I started to cry. My grandmother and I were shoved into a second car. I lost a shoe. I didn’t know where my mother had gone. “Wave to the people,” my grandmother said. But I didn’t want to. I started to sob. My mother had disappeared.
That was my first memory. The way I’d lost her.
That evening, at the Walt Disney Concert Hall, there were only a handful of interested people watching from behind the barriers. Probably tourists, because the people who lived in the city saw that kind of thing all the time. Still, I was inside, and they were out. I felt important but lonely.
My phone buzzed, and I got all excited, and my heart dropped, but it was only Hoodean, responding to my LA life text.
Loser, he’d written.
It had been only six or so hours since Nicco’s last text, but it didn’t matter. I thought for sure I’d wrecked things and he was gone for good.
But I hadn’t, and he wasn’t. Lila and I were in the car again, heading to the Beverly Hilton, when my phone buzzed.
Look! Nicco texted. It was a cypress, in response to my photo of the palm. Tree for tree. It was the best cypress I’d ever seen in my life.
When we stopped at a light, I took a blurry photo of the first thing I saw out the now-dark window—a lit-up ARCO station. Look!
Look! A photo of a microwave oven, in his apartment, maybe. Look! My turn. A nail salon. Look! A box of Totino’s pizza rolls on his counter. Look! His kitchen faucet. Me: a revolving cheeseburger outside a restaurant, glowing in the night. His eyebrows, my sandals. It was… I don’t know. Strange, because the photos made me feel very close to him. Wonderful strange. God, I couldn’t wait to see him again.
“What’s with all the texting?” Lila asked. She was back in her regular clothes, but she still had her makeup on, a bandage on her ankle.
“Nothing,” I said.
“The booooy,” she said, singsongy. “Tell me all about him.”
I ignored her.
“What’s his name?”
I was the CIA agent with state secrets.
She moped. She stared out the window as the lights of the city flashed across her face in the darkness.
When we got to the hotel, Edwina had already checked us into our suite. She’d ordered dinner. This was supposed to be a vacation for her, on Buick’s dime, but she was back in her old job of taking care of us.
“Gran!” I said, and ran to her as if I hadn’t seen her in a million years.
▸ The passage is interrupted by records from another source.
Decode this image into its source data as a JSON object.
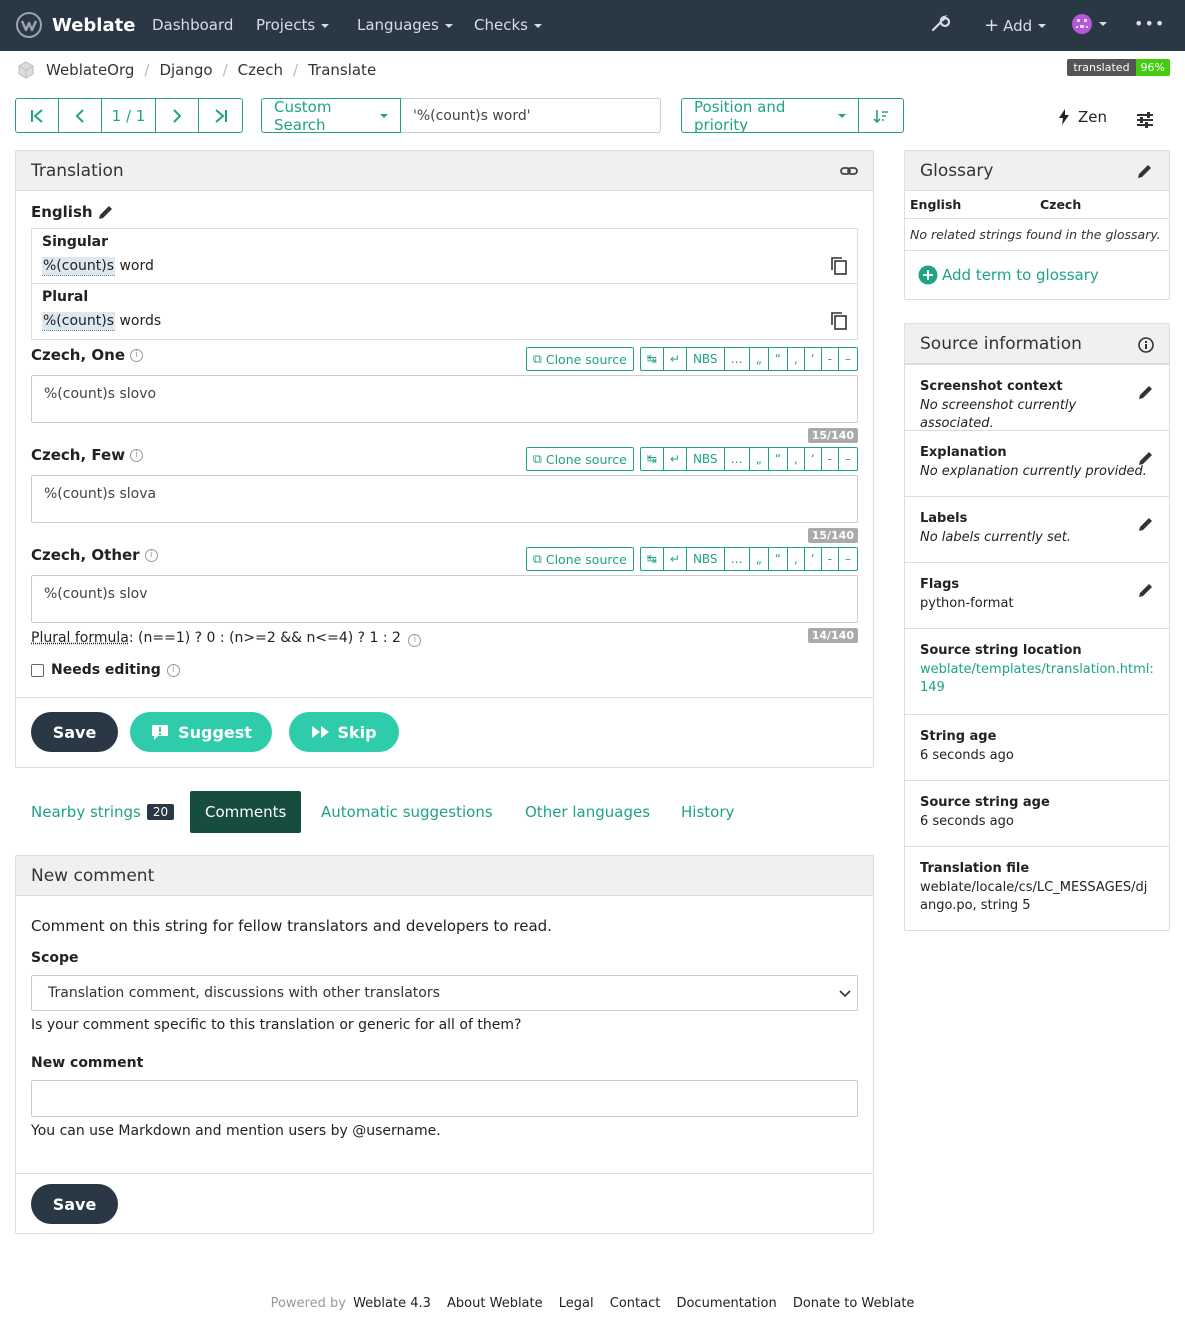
{
  "nav": {
    "brand": "Weblate",
    "items": [
      "Dashboard",
      "Projects",
      "Languages",
      "Checks"
    ],
    "add_label": "Add",
    "more": "•••"
  },
  "breadcrumb": [
    "WeblateOrg",
    "Django",
    "Czech",
    "Translate"
  ],
  "status_badge": {
    "label": "translated",
    "value": "96%"
  },
  "pager": {
    "count": "1 / 1"
  },
  "search": {
    "mode": "Custom Search",
    "query": "'%(count)s word'"
  },
  "sort": {
    "label": "Position and priority"
  },
  "zen_label": "Zen",
  "translation": {
    "title": "Translation",
    "source_lang": "English",
    "source": [
      {
        "label": "Singular",
        "placeholder": "%(count)s",
        "rest": " word"
      },
      {
        "label": "Plural",
        "placeholder": "%(count)s",
        "rest": " words"
      }
    ],
    "clone_label": "Clone source",
    "keys": [
      "↹",
      "↵",
      "NBS",
      "…",
      "„",
      "“",
      ",",
      "‘",
      "-",
      "–"
    ],
    "forms": [
      {
        "label": "Czech, One",
        "value": "%(count)s slovo",
        "counter": "15/140"
      },
      {
        "label": "Czech, Few",
        "value": "%(count)s slova",
        "counter": "15/140"
      },
      {
        "label": "Czech, Other",
        "value": "%(count)s slov",
        "counter": "14/140"
      }
    ],
    "plural_formula_label": "Plural formula",
    "plural_formula": ": (n==1) ? 0 : (n>=2 && n<=4) ? 1 : 2",
    "needs_editing": "Needs editing",
    "save": "Save",
    "suggest": "Suggest",
    "skip": "Skip"
  },
  "tabs": {
    "nearby": "Nearby strings",
    "nearby_count": "20",
    "comments": "Comments",
    "automatic": "Automatic suggestions",
    "other": "Other languages",
    "history": "History"
  },
  "comment": {
    "title": "New comment",
    "intro": "Comment on this string for fellow translators and developers to read.",
    "scope_label": "Scope",
    "scope_value": "Translation comment, discussions with other translators",
    "scope_help": "Is your comment specific to this translation or generic for all of them?",
    "new_label": "New comment",
    "markdown_help": "You can use Markdown and mention users by @username.",
    "save": "Save"
  },
  "glossary": {
    "title": "Glossary",
    "col_source": "English",
    "col_target": "Czech",
    "empty": "No related strings found in the glossary.",
    "add": "Add term to glossary"
  },
  "source_info": {
    "title": "Source information",
    "rows": [
      {
        "k": "Screenshot context",
        "v": "No screenshot currently associated."
      },
      {
        "k": "Explanation",
        "v": "No explanation currently provided."
      },
      {
        "k": "Labels",
        "v": "No labels currently set."
      },
      {
        "k": "Flags",
        "v": "python-format"
      },
      {
        "k": "Source string location",
        "v": "weblate/templates/translation.html:149"
      },
      {
        "k": "String age",
        "v": "6 seconds ago"
      },
      {
        "k": "Source string age",
        "v": "6 seconds ago"
      },
      {
        "k": "Translation file",
        "v": "weblate/locale/cs/LC_MESSAGES/django.po, string 5"
      }
    ]
  },
  "footer": {
    "powered": "Powered by",
    "version": "Weblate 4.3",
    "links": [
      "About Weblate",
      "Legal",
      "Contact",
      "Documentation",
      "Donate to Weblate"
    ]
  },
  "colors": {
    "accent": "#1fa385",
    "navbar": "#2a3744",
    "suggest": "#2eccaa"
  }
}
It was kind of bratty, because I hadn’t given Lila a greeting like that.
“What happened to your foot?” Edwina folded her arms and scowled at Lila’s bandage.
Lila dropped her purse on one of the padded chairs. “They gave me a shoe with a razor blade for a buckle. I am in such pain right now. And what the hell. You never told me that our baby grew up.”
She sounded mad about it. Like it was something I’d gone and done without her permission.